Lessa também comenta a crise política e as consequências das Operações Carne Fraca e Lava Jato. Acerca da primeira, avalia que se trata de um “golpe pesado na indústria das carnes brasileiras”, e sobre a segunda, garante: “a novíssima geração não vai esquecer dela, não vai mesmo, porque vão chegar à conclusão de que o Brasil é deles”. E explica: “O meu problema não é de criticar ou não criticar a Lava Jato, o meu problema é diferente, e a pergunta que me coloco é: por onde ela se desdobra? Porque ela já é, ela faz parte da realidade, ela colocou o Poder Judiciário em enorme evidência, porém o Poder Judiciário, por si só, não faz história. Portanto, os protagonismos históricos ainda estão extremamente embaçados no Brasil. Se olharmos as lideranças, não perceberemos um discurso forte e afirmativo em nenhuma delas, e a Lava Jato não é, em si, uma liderança. Logo, estamos vivendo um período de crescente desarticulação política”.
Carlos Lessa | Foto: Blog da Floresta
Carlos Lessa é formado em Ciências Econômicas pela antiga Universidade do Brasil e doutor em Ciências Humanas pelo Instituto de Filosofia e Ciências Humanas da Universidade de Campinas - Unicamp. Em 2002, foi reitor da Universidade Federal do Rio de Janeiro – UFRJ e presidente do BNDES.
Confira a entrevista.
Confira a entrevista.
IHU On-Line - Como está avaliando a conjuntura nacional neste momento? O que mais tem lhe chamado atenção no cenário atual?

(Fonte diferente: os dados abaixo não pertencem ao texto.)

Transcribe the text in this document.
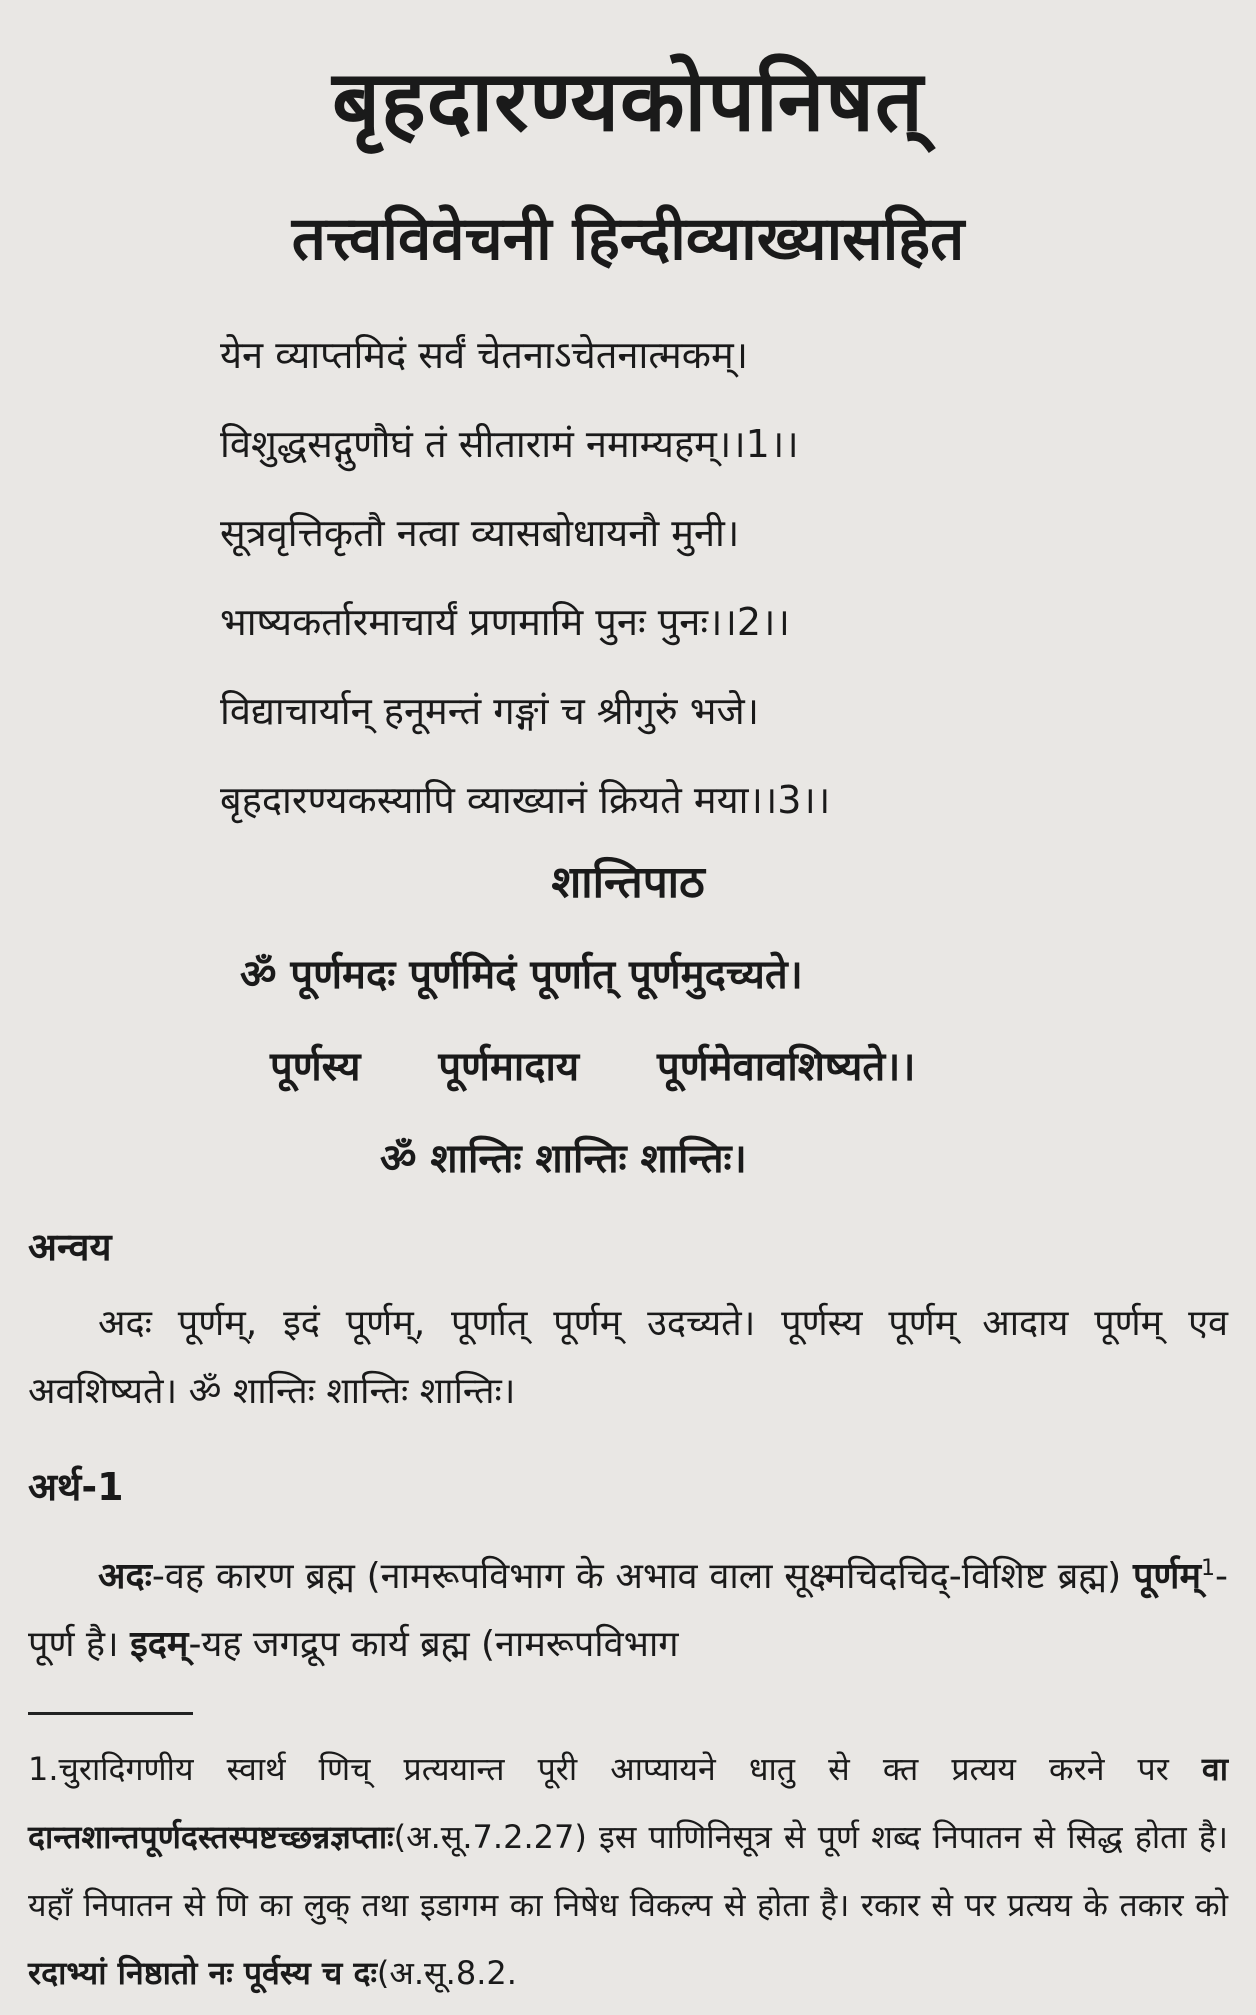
बृहदारण्यकोपनिषत्
तत्त्वविवेचनी हिन्दीव्याख्यासहित
येन व्याप्तमिदं सर्वं चेतनाऽचेतनात्मकम्।
विशुद्धसद्गुणौघं तं सीतारामं नमाम्यहम्।।1।।
सूत्रवृत्तिकृतौ नत्वा व्यासबोधायनौ मुनी।
भाष्यकर्तारमाचार्यं प्रणमामि पुनः पुनः।।2।।
विद्याचार्यान् हनूमन्तं गङ्गां च श्रीगुरुं भजे।
बृहदारण्यकस्यापि व्याख्यानं क्रियते मया।।3।।
शान्तिपाठ
ॐ पूर्णमदः पूर्णमिदं पूर्णात् पूर्णमुदच्यते।
पूर्णस्य पूर्णमादाय पूर्णमेवावशिष्यते।।
ॐ शान्तिः शान्तिः शान्तिः।
अन्वय
अदः पूर्णम्, इदं पूर्णम्, पूर्णात् पूर्णम् उदच्यते। पूर्णस्य पूर्णम् आदाय पूर्णम् एव अवशिष्यते। ॐ शान्तिः शान्तिः शान्तिः।
अर्थ-1
अदः-वह कारण ब्रह्म (नामरूपविभाग के अभाव वाला सूक्ष्मचिदचिद्-विशिष्ट ब्रह्म) पूर्णम्$^1$-पूर्ण है। इदम्-यह जगद्रूप कार्य ब्रह्म (नामरूपविभाग
1.चुरादिगणीय स्वार्थ णिच् प्रत्ययान्त पूरी आप्यायने धातु से क्त प्रत्यय करने पर वा दान्तशान्तपूर्णदस्तस्पष्टच्छन्नज्ञप्ताः(अ.सू.7.2.27) इस पाणिनिसूत्र से पूर्ण शब्द निपातन से सिद्ध होता है। यहाँ निपातन से णि का लुक् तथा इडागम का निषेध विकल्प से होता है। रकार से पर प्रत्यय के तकार को रदाभ्यां निष्ठातो नः पूर्वस्य च दः(अ.सू.8.2.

Superamos, de maneira significativa, a Índia, e somos mais sólidos, do ponto de vista de estrutura produtiva, do que qualquer outra economia periférica. Porém, ao mesmo tempo, por causa dessa solidez, para nós é muito difícil mudar o padrão estrutural
Carlos Lessa – Não acredito que o panorama nacional tenha se modificado muito em relação às tendências identificadas; nós continuamos caminhando na crise e não saímos dela. As oscilações em uma trajetória de crise são normais, fazem parte do processo. Necessariamente a acumulação de pequenos sinais pode indicar uma luz no fim do túnel, mas não estou vendo ainda sinais de luz.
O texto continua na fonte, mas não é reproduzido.